Altan: Yaş almanın bir avantajı var biliyor musun; söylenen o günlük laflara aldırmıyorsun. Hamasetle söylenen o ‘’tarihi gelişmeler’’ lafları filan. Biz genç, çok heyecanlı gazeteci üslubuyla hayatımızı, gençliğimizi yitirdik; Robert de Boron’un ‘’Merlin’’ şiirindeki gibi.

Ruşen Çakır: Hiç sorma.
Altan: Sonuç itibariyle bunların bir palavra olduğunu görüyorsun. Biz bunun benzer örneğini Kuzey Irak'ta gördük. Ne oldu? Neler söylediler değil mi? Burada daha önce konuşmuştuk bunları. Demin sana söylediğim akıl boyutunda, Türkiye'nin özgürlüğünü ve refahını arttıracak bir devlet anlayışı ve siyasi kadro, gücünün yetmediği şeyi veri kabul edip oradan avantaj sağlayacak. Türkiye, gücünün yetmeyeceğini bile bile bir yerlerle uğraşıyor. O sırada devlet imkânlarını kullanıyorlar, polisler askerler selam duruyorlar, siyah arabalara biniyorlar, uçaklara biniyorlar, iyi yerlerde yaşıyorlar. Piyasada, öğretim üyesi bir siyasetçi varsa, mesela dünyanın hangi üniversitelerinde ders verebilir, nerede kulak kabartırlar onu bilemem, ama siyasette olunca önemli oluyor. Bunlar bir şeyler söylüyorlar ve belki de kendi mesleklerini icra etmeleri halinde olamayacakları olağanüstü imkânlar üstünden bir şeyler anlatıyorlar Sonuç itibariyle, Cumhuriyet tarihine baktığımız vakit, Türkiye, olması gerekenin çok uzağında. Onun için bunlar laf. Bir şekilde bunun neden laf olduğunu görüyoruz. Gücünün yetmeyeceği bir yerde ,Türkiye çıkarlarına yönelik farklı ABC alternatifleri geliştirmiyor. Bunu daha evvel de yaptı, onu da gördük Kuzey Irak meselesinde. Sonra ballı börekli oldular; ihaleler, paralar pullar, şunlar bunlar…
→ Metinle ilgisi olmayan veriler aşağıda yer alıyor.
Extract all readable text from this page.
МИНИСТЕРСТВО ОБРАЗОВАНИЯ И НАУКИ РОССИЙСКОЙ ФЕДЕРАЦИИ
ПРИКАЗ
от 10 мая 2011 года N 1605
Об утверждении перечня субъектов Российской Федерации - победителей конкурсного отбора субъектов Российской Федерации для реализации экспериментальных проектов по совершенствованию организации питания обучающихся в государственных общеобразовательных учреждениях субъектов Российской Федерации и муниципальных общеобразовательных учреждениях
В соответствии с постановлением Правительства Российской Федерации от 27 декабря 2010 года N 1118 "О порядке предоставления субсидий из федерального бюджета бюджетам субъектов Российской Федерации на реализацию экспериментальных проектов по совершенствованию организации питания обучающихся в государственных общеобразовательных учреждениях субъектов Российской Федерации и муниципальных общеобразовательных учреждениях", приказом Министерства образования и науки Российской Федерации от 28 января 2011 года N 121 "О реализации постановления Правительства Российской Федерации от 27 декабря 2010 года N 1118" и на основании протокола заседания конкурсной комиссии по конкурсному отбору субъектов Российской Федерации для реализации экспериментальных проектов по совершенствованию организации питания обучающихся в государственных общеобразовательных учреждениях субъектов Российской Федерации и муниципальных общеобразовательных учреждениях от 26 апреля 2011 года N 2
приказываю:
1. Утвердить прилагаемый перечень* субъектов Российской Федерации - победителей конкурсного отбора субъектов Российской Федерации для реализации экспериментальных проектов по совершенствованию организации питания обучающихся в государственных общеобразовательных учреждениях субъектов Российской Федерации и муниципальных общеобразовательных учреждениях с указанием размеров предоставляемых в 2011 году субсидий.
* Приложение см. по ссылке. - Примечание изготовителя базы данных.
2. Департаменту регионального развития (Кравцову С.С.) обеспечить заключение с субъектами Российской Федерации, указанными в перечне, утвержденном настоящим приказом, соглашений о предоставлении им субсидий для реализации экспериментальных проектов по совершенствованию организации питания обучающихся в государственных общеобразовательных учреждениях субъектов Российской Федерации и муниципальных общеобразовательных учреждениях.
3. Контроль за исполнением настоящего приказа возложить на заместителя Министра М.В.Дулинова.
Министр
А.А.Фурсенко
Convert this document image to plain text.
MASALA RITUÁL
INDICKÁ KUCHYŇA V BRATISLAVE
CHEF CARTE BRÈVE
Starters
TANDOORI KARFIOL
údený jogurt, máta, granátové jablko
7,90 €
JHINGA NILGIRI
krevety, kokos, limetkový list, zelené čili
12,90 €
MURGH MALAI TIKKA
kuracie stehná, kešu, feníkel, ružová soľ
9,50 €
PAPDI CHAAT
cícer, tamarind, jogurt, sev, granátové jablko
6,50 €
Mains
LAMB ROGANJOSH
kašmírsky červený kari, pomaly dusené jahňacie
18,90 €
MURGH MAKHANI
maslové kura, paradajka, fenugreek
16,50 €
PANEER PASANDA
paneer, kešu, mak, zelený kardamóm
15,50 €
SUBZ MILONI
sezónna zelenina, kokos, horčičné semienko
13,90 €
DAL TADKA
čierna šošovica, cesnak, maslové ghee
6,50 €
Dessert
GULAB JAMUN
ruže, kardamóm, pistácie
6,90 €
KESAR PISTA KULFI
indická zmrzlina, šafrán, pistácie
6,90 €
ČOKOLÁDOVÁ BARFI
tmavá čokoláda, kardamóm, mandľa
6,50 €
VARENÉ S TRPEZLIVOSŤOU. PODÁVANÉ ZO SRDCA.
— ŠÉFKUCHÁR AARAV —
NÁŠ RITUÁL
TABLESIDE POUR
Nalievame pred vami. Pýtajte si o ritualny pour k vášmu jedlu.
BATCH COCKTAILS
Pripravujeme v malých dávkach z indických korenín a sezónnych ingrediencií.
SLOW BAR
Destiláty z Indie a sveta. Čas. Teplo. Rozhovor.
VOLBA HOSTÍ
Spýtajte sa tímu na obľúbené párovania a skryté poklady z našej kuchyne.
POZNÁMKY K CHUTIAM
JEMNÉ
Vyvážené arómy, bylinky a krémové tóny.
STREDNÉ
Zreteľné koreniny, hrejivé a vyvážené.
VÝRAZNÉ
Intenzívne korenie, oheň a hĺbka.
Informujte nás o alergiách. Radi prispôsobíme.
Ruşen Çakır: Şimdi de anlaşıldığı kadarıyla Irak'ta özellikle KDP (Kürdistan Demokrat Partisi), Barzani Ailesi Ankara ile koordineli bir şekilde hem Suriye'de hem Türkiye'deki bu süreçte epeyce bir rol oynuyor. Mesela KDP heyeti şu ânda Suriye’de SDG (Suriye Demokratik Güçleri) ile görüşüyor. Orada bir Kürt Birliği yaratma çabası var. En son yaptıkları açıklamada, Şam'daki yeni yönetimle koordineli bir şekilde, Kürtleri sisteme katmaktan söz ettiler. Mesrur Barzani daha yeni Ankara’daydı biliyorsun. 
Altan: Bunlar niye sosyal olarak olayların gelişimini analiz etmeyip illaki devlet patentli ‘’istediğimiz biçimde’’ yaparız derler?  Bu böyle yürümüyor kardeşim. Sen bunu daha kabiliyetli, daha özgüvenli, daha geniş perspektifli ve sosyal gelişmeleri önleyemeyeceğini bile bile yaparsan, orada da Talabani gibi alternatifler çıkıyor, bölünüyor, seçimleri kazanamaz hale geliyor. Yani doğal gidişatı akıl boyutunda, demokratik ve hukuk çerçevesinde çözebilmek kabiliyeti olmayan birisinin ‘’Şimdi senin canına okurum. Bak geliyorum, ağzını burnunu kıracağım’’ tavrıyla yönetilemiyor bu. Zaten Türkiye'nin 100 yıllık çok geniş bir laboratuvarı var. Çok zor bir şey değil, nerelerde eksiğin var bak; hep aynı şeyleri tekrarlıyor burası. Onun için de yaşlanınca manasız geliyor. Müzik değişti, dünya değişti, bunlar aynı dans yapıyor.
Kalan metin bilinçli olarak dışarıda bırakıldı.